In West Africa, China plans to invest US$40 billion in Nigeria, on the back of about US$46 billion already invested, Chinese Foreign Minister Wang Yi announced this year. In June, South Africa’s Standard Bank announced “the world’s first dedicated” Africa China Banking Centre in Johannesburg. The bank, which 10 years ago sold a 20 per cent stake to the Industrial and Commercial Bank of China, plans to extend credit lines into Kenya, Zambia, Nigeria and Ghana before the end of the year. In August, China officially opened its first overseas military base in Djibouti, in the Horn of Africa, to serve as a base for peacekeeping and anti-piracy missions.

Zimbabwe was also among the recipients of Chinese largesse. China last year agreed to build a new 650-seat parliament in the country.

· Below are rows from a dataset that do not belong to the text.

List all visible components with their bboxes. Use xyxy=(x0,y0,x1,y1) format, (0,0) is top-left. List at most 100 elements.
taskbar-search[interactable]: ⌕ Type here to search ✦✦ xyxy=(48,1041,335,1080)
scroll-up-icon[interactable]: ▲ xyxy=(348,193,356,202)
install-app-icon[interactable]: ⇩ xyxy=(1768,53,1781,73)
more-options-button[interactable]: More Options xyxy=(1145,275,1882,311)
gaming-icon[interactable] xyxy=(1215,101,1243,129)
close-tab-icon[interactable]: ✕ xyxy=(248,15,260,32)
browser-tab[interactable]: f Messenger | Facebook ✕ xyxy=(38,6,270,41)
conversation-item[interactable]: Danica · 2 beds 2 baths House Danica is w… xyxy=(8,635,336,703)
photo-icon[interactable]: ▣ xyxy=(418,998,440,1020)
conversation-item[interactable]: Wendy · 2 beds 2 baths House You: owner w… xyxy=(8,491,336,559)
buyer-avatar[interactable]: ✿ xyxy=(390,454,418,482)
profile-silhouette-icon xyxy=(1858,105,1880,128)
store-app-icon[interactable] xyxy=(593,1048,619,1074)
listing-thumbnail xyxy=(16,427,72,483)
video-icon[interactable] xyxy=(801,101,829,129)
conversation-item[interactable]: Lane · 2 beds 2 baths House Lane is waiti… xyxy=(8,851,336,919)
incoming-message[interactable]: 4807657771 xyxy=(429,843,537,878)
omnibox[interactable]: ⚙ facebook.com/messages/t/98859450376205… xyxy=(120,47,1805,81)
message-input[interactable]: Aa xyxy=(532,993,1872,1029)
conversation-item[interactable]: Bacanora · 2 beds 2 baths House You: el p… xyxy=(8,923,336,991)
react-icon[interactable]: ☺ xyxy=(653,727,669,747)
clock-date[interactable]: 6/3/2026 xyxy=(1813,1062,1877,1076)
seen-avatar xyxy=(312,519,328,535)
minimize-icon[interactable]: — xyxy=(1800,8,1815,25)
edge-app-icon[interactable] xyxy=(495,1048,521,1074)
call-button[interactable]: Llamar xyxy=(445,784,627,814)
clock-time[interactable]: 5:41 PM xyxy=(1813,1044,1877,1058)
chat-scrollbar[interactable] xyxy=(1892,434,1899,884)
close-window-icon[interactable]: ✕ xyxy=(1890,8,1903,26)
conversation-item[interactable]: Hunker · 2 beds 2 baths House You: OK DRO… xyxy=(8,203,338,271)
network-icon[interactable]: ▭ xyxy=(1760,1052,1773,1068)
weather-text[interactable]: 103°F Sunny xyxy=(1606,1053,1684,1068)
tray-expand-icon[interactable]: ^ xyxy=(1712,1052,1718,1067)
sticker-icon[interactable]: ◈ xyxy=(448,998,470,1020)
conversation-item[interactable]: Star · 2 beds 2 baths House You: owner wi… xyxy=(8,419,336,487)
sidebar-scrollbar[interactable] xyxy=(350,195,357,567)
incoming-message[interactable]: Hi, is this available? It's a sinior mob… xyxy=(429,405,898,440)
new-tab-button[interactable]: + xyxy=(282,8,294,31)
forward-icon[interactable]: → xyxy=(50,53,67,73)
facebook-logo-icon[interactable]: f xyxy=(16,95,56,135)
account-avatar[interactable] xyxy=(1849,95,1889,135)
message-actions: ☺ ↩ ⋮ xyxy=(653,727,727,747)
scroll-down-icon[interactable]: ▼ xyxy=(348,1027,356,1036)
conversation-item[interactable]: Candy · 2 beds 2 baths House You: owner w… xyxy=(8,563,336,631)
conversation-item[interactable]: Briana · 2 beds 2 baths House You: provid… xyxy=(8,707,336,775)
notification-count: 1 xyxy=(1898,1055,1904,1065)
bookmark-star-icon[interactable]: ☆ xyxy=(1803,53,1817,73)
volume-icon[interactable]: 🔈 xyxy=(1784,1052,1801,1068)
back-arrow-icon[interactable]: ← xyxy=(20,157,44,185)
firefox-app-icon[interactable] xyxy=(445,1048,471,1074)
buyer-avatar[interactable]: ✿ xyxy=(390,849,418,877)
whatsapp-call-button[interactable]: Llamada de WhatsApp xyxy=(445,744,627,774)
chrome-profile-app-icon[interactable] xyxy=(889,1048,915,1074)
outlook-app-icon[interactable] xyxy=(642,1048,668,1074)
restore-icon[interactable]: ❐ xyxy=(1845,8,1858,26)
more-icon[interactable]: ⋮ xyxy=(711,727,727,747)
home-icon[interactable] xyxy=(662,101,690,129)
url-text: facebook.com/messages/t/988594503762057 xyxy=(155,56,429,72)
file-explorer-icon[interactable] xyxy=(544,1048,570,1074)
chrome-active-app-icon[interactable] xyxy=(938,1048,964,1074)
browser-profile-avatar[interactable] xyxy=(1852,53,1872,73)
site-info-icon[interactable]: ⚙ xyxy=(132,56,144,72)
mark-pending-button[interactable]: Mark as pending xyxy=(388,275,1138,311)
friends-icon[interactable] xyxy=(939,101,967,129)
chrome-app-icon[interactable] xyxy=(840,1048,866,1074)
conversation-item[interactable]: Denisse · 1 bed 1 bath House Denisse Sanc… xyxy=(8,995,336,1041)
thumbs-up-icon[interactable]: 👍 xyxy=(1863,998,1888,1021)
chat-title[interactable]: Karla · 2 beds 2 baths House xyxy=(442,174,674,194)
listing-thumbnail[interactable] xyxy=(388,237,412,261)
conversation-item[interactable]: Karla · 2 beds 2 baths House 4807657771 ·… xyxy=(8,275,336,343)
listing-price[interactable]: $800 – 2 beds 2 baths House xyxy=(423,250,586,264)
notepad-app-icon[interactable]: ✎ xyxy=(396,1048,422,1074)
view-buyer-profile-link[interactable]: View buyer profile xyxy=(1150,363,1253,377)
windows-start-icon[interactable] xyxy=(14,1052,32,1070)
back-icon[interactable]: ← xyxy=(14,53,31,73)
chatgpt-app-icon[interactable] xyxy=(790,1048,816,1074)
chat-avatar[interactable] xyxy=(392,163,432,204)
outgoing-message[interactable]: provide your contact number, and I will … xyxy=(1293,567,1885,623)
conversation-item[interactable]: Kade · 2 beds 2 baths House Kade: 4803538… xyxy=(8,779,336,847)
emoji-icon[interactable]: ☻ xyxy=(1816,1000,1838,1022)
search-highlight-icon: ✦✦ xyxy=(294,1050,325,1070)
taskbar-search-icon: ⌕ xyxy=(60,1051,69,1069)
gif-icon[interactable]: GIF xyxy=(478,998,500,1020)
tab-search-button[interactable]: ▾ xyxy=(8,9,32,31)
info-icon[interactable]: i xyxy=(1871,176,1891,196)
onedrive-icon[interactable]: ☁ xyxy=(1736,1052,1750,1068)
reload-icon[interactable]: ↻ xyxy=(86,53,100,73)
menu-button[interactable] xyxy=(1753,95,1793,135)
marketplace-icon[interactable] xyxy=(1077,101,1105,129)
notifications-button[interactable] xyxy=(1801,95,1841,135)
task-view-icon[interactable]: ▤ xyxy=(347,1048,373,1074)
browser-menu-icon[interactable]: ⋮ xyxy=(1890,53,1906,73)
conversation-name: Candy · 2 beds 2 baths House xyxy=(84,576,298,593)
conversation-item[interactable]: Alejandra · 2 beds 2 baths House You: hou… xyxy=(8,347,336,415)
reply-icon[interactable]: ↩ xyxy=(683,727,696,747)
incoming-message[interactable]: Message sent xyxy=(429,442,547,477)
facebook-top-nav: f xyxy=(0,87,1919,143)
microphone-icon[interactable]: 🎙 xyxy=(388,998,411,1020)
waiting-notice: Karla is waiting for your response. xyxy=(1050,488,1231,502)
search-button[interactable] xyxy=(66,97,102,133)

Beijing has strongly rejected conspiracy theories suggesting the coup plotters had obtained superpower blessing before the big day. “It is beyond obvious that the purpose of certain elements trying to link the Zimbabwe political crisis with China is to undermine China’s image and to drive a wedge between China and Africa,” fumed a statement from the Chinese embassy in South Africa a few days after Mugabe’s downfall. Reports that it played a role in the coup were “self-contradictory, full of logical fallacies and filled with evil intentions”, the statement read. But the narrative that meddling foreigners were at it again, pulling puppet strings and carving out yet another compliant regime to suit their neo-colonial agenda, is a strong one, mined with memories of a cold war arm-wrestle between superpowers south of the Sahara.